TheStanley Tucci and Colin Firth carry this heartwarming movie from actor-turned-filmmaker Harry McQueen, which debuted in 2014. Remote areas, It was also in love. Tucci and Firth play Tusker and Sam, a couple that have been together for decades: Tusker is a respected novelist and a musical medal. (Firth gives his perfectly maintainable piano performance to Elgar’s Salut d’Amour’s performance, which is more than just a lumpy moment in the throat due to not being swollen.) Both of them had their careers put off because Tusker was diagnosed early – chronic dementia.

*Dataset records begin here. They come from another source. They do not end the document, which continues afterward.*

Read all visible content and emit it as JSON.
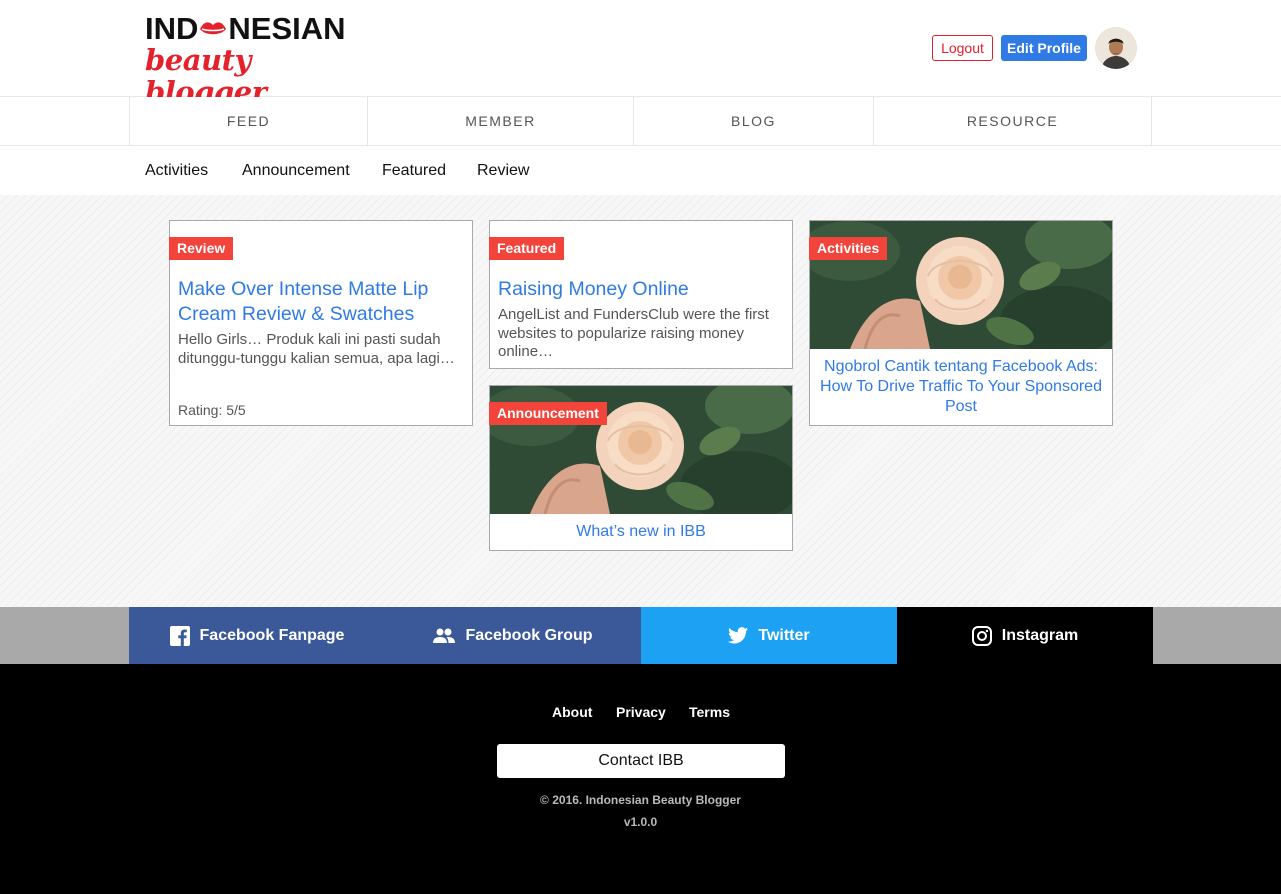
{
  "brand": {
    "logo_top_a": "IND",
    "logo_top_b": "NESIAN",
    "logo_bottom": "beauty blogger",
    "accent": "#e3222c"
  },
  "header": {
    "logout_label": "Logout",
    "edit_profile_label": "Edit Profile"
  },
  "main_nav": {
    "tabs": [
      {
        "label": "FEED"
      },
      {
        "label": "MEMBER"
      },
      {
        "label": "BLOG"
      },
      {
        "label": "RESOURCE"
      }
    ]
  },
  "sub_nav": {
    "items": [
      {
        "label": "Activities"
      },
      {
        "label": "Announcement"
      },
      {
        "label": "Featured"
      },
      {
        "label": "Review"
      }
    ]
  },
  "cards": {
    "review": {
      "badge": "Review",
      "title": "Make Over Intense Matte Lip Cream Review & Swatches",
      "excerpt": "Hello Girls… Produk kali ini pasti sudah ditunggu-tunggu kalian semua, apa lagi…",
      "rating": "Rating: 5/5"
    },
    "featured": {
      "badge": "Featured",
      "title": "Raising Money Online",
      "excerpt": "AngelList and FundersClub were the first websites to popularize raising money online…"
    },
    "announcement": {
      "badge": "Announcement",
      "caption": "What’s new in IBB"
    },
    "activities": {
      "badge": "Activities",
      "caption": "Ngobrol Cantik tentang Facebook Ads: How To Drive Traffic To Your Sponsored Post"
    }
  },
  "social": {
    "items": [
      {
        "label": "Facebook Fanpage",
        "icon": "facebook-icon",
        "color": "#3b5998"
      },
      {
        "label": "Facebook Group",
        "icon": "group-icon",
        "color": "#3b5998"
      },
      {
        "label": "Twitter",
        "icon": "twitter-icon",
        "color": "#1da1f2"
      },
      {
        "label": "Instagram",
        "icon": "instagram-icon",
        "color": "#000000"
      }
    ]
  },
  "footer": {
    "links": [
      {
        "label": "About"
      },
      {
        "label": "Privacy"
      },
      {
        "label": "Terms"
      }
    ],
    "contact_label": "Contact IBB",
    "copyright": "© 2016. Indonesian Beauty Blogger",
    "version": "v1.0.0"
  }
}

The couple decided to take their camper van on a trip north, have fun with Sam’s sister and her family, spend time alone together, and perhaps come to terms with the fact that this vacation could be their last vacation together. Tusker is still doing well. He’s still working on a new book, but he’s increasingly preoccupied with astronomy, gazing at the night sky, perhaps calming down the unimaginable vastness of space, compared to his problems of nothing. Is this new hobby therapeutic, or does it accelerate his slide into a mysterious void?

The supernova initially reminded me of my very uncomfortable debut Entertainment Finder, Blurry photo in which Helen Mirren and Donald Sutherland play an elderly couple fighting on a recent Winnipago road trip in the shadow of dementia and death. But this was marginal and drunk: the supernova, despite all the twisting of the heartstrings and the pushing of the buttons, is more conservative, both in the relative calm of the performances and in an unadorned manner in the countryside. Her rural beauty is not forced upon us nor is there a pitiful fallacy. There is a nice moment when Sam and Tucker stand emotionless all night in a supermarket parking lot, whose motto is at least as prominent as steep hills.

Tucci and Firth have a cute and sweet chemistry, and their best moment comes when they have to share one bed in Sam’s old room in the family home where his sister still lives. They have almost Eric-And Ernie Relationship. Elsewhere, Macqueen builds interestingly on the established personalities of his pioneering men to show how their various behaviors were used to distract or neutralize difficult subjects. Sam Firth is a dry, reserved and lovely Englishman. Tucci’s Tusker is strangely amusing and entertaining in ways we’ve seen him from him many times before – making a key scene that, when his voice trembles about to cry, is even more impactful.

The main issue, as with all movies about dementia, is the exit strategy: These heartbreaking moments were famous in Richard Glatzer and Wash Westmoreland. Still AliceWith Julianne Moore, and more agonizingly at Michael Haneke LoveEmmanuel Riva pales in deadlock and silence after a stroke.

For Tucker and Sam, it’s something that can’t be said – unknown or unimaginable – and when they have to face the problem, it hurts in ways that neither shared jokes or shared love can numb them. Whether the movie itself completely confronts how the surviving partner lives, moment by moment, through its terrible ending is another question. I am not sure about that. But it is an honest and poignant image of two people firmly kissing death.